Unfortunately, the 106 House Republicans backing Trump’s latest flimsy effort to overturn the election aren’t the only ones supporting his attacks. Earlier this week, 18 state attorneys general filed their own brief in support of Paxton’s lawsuit, a majority of the 25 Republican attorneys general nationwide. In Georgia, a battleground state lost by the president, Republican Attorney General Chris Carr called the lawsuit “constitutionally, legally and factually wrong,” only to receive a call from Trump warning Carr not to rally other Republicans against the suit.
Meanwhile, Trump has received the support of such GOP Senators as Texas Republican Ted Cruz, who agreed to argue the case, and Georgia’s two Republican Senators, Kelly Loeffler and David Perdue, who have also endorsed the lawsuit. It also received praise from Missouri’s Republican Senator Josh Hawley, who has been floated as a possible 2024 presidential contender.

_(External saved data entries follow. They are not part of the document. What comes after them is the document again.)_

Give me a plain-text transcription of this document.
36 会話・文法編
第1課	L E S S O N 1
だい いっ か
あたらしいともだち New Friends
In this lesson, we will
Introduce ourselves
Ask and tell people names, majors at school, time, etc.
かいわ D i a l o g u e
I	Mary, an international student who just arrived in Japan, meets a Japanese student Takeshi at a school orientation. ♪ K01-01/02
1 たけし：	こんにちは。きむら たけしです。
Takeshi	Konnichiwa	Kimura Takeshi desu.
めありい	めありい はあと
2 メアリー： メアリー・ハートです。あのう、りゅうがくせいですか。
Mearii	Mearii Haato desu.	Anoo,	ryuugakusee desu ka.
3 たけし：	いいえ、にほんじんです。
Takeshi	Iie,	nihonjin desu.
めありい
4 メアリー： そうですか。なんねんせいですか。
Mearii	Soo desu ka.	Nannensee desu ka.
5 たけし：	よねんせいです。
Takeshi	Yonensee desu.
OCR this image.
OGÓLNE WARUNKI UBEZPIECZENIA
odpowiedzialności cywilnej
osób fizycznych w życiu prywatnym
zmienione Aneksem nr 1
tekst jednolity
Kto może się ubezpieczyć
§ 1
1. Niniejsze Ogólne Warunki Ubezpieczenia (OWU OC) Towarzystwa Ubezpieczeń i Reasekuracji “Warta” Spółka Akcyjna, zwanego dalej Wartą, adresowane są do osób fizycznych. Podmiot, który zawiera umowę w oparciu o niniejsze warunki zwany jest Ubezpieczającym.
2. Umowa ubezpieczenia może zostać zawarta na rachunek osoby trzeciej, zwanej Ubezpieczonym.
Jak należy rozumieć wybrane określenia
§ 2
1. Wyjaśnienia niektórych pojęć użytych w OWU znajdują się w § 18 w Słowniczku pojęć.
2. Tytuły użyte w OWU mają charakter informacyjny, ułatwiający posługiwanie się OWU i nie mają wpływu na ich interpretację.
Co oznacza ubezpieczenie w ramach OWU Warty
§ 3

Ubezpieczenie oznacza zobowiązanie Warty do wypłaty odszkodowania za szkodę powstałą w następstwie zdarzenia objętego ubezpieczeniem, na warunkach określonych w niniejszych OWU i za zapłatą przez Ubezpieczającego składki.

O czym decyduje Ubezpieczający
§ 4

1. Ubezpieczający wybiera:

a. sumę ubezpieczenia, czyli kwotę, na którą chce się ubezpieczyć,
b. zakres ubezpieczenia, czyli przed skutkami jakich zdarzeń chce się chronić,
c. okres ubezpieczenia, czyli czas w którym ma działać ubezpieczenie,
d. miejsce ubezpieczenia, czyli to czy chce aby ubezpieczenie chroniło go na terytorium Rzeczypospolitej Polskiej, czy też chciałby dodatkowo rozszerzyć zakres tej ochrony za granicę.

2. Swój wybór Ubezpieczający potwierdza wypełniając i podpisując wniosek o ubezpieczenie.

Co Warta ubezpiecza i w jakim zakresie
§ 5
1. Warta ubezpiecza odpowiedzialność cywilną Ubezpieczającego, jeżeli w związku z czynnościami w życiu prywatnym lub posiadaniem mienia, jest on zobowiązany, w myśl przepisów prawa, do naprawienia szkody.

Trump won’t likely succeed in his efforts to remain in control of the White House, and the Republicans backing these attempts might even believe the same. For now, the Electoral College is scheduled to deliver Trump a loss next week, as he takes his legal battles all the way to the Supreme Court. But whether or not Trump is successful, the Republicans joining his chorus of lies — that the election results are invalid only because your party lost — present a slippery slope, and risk setting a dangerous precedent for the future of voting rights.